The words fell from her lips naturally. To her it seemed true that she had indeed waited long and hoped and thought of him. And it was not all false. Ever since her childhood she had been told to wait, for her love would come and would come only once. And so it was true, and the dream grew sweeter and the illusion of the enchantment more enchanting still. For it was an enchantment and a spell that bound them together there, among the flowers, the drooping palms, the graceful tropic plants and the shadowy leaves. And still the day rose higher, but still the lamps burned on, fed by the silent, mysterious current that never tires, blending a real light with an unreal one, an emblem of Unorna’s self, mixing and blending, too, with a self not hers.
“And the sun is risen, indeed,” she added presently.
“Am I the sun, dear?” he asked, foretasting the delight of listening to her simple answer.
“You are the sun, beloved, and when you shine, my eyes can see nothing else in heaven.”
“And what are you yourself—Beatrice—no, Unorna—is that the name you chose? It is so hard to remember anything when I look at you.”
“Beatrice—Unorna—anything,” came the answer, softly murmuring. “Anything, dear, any name, any face, any voice, if only I am I, and you are you, and we two love! Both, neither, anything—do the blessed souls in Paradise know their own names?”
“You are right—what does it matter? Why should you need a name at all, since I have you with me always? It was well once—it served me when I prayed for you—and it served to tell me that my heart was gold while you were there, as the goldsmith’s mark upon his jewel stamps the pure metal, that all men may know it.”

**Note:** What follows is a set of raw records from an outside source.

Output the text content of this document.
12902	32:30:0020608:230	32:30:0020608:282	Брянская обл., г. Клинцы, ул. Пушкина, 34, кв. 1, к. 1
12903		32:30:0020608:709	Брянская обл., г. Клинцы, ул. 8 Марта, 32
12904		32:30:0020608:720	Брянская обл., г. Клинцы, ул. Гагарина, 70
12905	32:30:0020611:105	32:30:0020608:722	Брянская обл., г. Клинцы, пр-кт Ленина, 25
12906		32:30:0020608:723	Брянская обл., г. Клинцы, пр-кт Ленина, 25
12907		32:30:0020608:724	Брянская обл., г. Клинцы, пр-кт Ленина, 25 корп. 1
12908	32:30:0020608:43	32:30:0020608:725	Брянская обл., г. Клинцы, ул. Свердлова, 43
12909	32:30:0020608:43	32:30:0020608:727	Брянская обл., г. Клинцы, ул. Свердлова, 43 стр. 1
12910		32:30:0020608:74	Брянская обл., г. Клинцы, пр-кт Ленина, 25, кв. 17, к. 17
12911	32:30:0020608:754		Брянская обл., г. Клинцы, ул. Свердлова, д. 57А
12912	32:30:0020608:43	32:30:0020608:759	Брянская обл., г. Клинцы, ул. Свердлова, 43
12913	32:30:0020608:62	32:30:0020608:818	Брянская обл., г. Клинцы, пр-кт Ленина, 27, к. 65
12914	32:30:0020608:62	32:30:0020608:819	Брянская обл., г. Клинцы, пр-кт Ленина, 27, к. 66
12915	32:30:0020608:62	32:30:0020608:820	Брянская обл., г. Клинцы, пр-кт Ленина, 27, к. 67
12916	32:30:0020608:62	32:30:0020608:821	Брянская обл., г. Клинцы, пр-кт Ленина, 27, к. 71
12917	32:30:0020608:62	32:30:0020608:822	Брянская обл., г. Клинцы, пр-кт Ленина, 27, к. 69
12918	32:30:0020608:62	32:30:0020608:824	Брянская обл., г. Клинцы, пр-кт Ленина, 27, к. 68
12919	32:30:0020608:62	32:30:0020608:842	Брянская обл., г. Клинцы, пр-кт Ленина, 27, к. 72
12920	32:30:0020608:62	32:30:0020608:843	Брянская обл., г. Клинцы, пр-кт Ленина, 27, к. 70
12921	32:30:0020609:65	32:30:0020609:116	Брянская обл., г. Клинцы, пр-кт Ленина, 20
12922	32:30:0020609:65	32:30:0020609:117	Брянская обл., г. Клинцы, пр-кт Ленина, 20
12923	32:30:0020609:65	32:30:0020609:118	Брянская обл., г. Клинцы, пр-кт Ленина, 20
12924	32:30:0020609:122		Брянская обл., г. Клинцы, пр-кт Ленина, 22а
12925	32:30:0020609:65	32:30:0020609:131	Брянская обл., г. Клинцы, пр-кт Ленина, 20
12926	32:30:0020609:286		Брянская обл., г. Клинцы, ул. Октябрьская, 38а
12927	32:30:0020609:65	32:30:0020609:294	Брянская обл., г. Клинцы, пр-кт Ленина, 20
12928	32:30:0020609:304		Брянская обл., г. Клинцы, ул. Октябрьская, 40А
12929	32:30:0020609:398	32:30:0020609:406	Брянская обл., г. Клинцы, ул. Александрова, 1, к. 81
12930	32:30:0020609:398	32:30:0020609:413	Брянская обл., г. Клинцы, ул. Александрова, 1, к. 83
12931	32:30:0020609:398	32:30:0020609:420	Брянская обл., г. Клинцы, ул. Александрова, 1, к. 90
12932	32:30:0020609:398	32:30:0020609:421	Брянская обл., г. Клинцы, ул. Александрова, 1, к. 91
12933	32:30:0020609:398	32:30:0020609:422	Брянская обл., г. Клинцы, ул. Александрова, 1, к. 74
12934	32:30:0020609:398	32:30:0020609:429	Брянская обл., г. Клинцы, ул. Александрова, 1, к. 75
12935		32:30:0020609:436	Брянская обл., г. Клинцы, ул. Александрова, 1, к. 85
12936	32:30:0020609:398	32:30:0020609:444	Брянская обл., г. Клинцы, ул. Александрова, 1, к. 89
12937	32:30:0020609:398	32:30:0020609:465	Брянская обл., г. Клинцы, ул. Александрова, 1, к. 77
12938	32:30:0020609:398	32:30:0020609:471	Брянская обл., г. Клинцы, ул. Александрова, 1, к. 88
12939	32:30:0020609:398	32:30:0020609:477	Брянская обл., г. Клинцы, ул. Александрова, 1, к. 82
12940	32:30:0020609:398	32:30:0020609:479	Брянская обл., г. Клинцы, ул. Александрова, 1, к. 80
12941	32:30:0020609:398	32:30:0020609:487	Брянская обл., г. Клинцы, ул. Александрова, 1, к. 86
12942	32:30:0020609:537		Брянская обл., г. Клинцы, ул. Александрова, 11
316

“You need no sign like that to show me what you are,” said she, with a long glance.
“Nor I to tell me you are in my heart,” he answered. “It was a foolish speech. Would you have me wise now?”
“If wisdom is love—yes. If not——” She laughed softly.
“Then folly?”
“Then folly, madness, anything—so that this last, as last it must, or I shall die!”
“And why should it not last? Is there any reason, in earth or Heaven, why we two should part? If there is—I will make that reason itself folly, and madness, and unreason. Dear, do not speak of this not lasting. Die, you say? Worse, far worse; as much as eternal death is worse than bodily dying. Last? Does any one know what for ever means, if we do not? Die, we must, in these dying bodies of ours, but part—no. Love has burned the cruel sense out of that word, and bleached its blackness white. We wounded the devil, parting, with one kiss, we killed him with the next—this buries him—ah, love, how sweet——”
There was neither resistance nor the thought of resisting. Their lips met and were withdrawn only that their eyes might drink again the draught the lips had tasted, long draughts of sweetness and liquid light and love unfathomable. And in the interval of speech half false, the truth of what was all true welled up from the clear depths and overflowed the falseness, till it grew falser and more fleeting still—as a thing lying deep in a bright water casts up a distorted image on refracted rays.